Unlike the blinkered subjects of North Korea’s communist dictatorship, Iranian citizens know what’s going on in the world and should be trusted to know what’s best for them, Kim argues.
Does the ambassador believe the Iranian leadership can be trusted to make rational choices given its frequent public statements that it regards the destruction of Israel as a religious imperative? The Iranian Armed Forces’s chief of staff, Major General Hassan Firouzabadi, for example, said in May that defending Palestine is to be considered “a full religious duty” and that his nation backs “the full annihilation of Israel.”
Kim, who represents a country in which 43 percent of the population has no religion at all (32% are Christian and 24% Buddhist), is not convinced that religious fundamentalism could drive the Iranian regime to carry out an attack that could ultimately threaten its own survival.

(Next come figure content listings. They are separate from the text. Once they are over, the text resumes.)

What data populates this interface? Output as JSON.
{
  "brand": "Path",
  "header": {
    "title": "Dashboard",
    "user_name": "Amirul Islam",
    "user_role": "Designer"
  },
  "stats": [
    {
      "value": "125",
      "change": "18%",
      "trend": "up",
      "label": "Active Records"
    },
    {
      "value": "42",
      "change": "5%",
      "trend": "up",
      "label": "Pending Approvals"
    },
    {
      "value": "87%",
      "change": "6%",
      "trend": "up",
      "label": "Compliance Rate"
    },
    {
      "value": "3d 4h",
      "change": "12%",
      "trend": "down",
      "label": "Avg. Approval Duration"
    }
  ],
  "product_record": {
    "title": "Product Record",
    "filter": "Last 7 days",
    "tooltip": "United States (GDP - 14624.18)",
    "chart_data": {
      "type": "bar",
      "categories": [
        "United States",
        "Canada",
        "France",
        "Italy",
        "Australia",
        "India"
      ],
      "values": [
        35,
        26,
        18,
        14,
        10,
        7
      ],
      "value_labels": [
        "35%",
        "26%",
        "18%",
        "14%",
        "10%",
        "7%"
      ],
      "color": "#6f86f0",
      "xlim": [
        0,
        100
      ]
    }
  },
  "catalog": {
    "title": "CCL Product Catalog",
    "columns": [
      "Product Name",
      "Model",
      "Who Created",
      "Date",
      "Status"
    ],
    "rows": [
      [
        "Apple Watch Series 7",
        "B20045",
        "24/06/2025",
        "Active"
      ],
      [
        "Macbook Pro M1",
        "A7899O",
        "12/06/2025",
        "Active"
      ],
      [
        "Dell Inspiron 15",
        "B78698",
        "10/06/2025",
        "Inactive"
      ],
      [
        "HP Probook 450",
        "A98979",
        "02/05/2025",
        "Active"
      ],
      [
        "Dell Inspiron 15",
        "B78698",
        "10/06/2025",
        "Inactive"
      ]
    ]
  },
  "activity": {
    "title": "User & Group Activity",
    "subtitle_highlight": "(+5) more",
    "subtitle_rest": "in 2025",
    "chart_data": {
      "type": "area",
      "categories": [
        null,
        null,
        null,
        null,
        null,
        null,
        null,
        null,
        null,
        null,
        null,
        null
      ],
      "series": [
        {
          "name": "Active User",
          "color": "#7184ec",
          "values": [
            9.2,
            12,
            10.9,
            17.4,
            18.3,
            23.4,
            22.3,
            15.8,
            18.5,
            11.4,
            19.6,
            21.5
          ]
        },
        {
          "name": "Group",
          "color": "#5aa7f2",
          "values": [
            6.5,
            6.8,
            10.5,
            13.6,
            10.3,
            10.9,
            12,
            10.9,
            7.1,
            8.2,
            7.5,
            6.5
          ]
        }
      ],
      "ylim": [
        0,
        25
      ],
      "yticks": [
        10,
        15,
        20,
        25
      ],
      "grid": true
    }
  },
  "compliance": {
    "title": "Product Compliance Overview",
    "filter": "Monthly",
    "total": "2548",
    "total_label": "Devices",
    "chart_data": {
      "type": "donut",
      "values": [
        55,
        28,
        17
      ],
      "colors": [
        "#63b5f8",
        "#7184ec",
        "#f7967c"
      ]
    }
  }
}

Amid “all their nationalistic fervor and their patriotism,” he says, the people of Iran “also desire to a live a normal life,” he says. They can think about the ramifications of their actions and then carefully weigh them, he says. Iranians will this summer elect a new president, he noted. “Their government can be influenced by the [citizens].”
All nondemocratic governments are interested primarily in their own survival, Kim goes on. Islamist or Communist, it is difficult to say which is more fanatic, he muses. Kim Jong-un spends his country’s money on weapons instead of feeding his people, the ambassador argues. Who can say that Iranian leaders are more fanatic than the North Koreans?
‘Iran and Israel used to be good friends… Since then, did any new facts arise for Iranians to hate Israel so much? I don’t think so.’
So Iran’s Islamist fundamentalists are not potentially suicidal in their hatred for Israel? “To my knowledge, Iran and Israel used to be good friends,” the ambassador recalls, noting that relations only turned sour after the 1979 Islamic Revolution. “Since then, did any new facts arise for Iranians to hate Israel so much? I don’t think so.” In other words, he seems to be suggesting, the Iranians don’t really hate Israel that much.
So what, then, of President Mahmoud Ahmadinejad’s talk of Israel being wiped off the map? “Maybe they are religious people, [but] at the same time [they are] politicians,” Kim responds. “I hope they are doing this for a political purpose. I cannot say for sure.”
In the three decades since the Iranian revolution, the Islamists have not done much to improve the lives of ordinary citizens, Kim says. “Maybe they found rationality or legitimacy in the hatred of some country.” We have to ask ourselves why the Iranians are saying that they wish death upon Israel, he continues. “I don’t think they are mad people… They think rationally, I think. Rationally, yes. They have a religious bias, but still [act] rationally. That’s why they stay in power.”
Which makes the Iranian regime similar to that in North Korea, he says. Even Kim Jong-un knows what’s best for his survival. Both leaderships, “in that sense, are very rational people. They are doing everything possible to secure the survival of the regime at the expense of the people,” Kim says. While it is indeed “mad” to place the regime’s survival over the good of people, “as far as their real political thinking is concerned, they are reasonable people.”
Kim’s bottom line: “I hope there are some ways to persuade [the Iranians to abandon their nuclear drive], as we hope about the North Koreans.”
What should Israel do in the meantime?
“Sanctions should be given a chance,” the ambassador says, unsurprisingly. Rely on the international community to ensure Iran doesn’t get to a point where it can be an existential threat to Israel, he proposes. After all, the world does have influence and “good intentions.”
Still, he acknowledges, “At the end of the day, you are responsible for your own security.”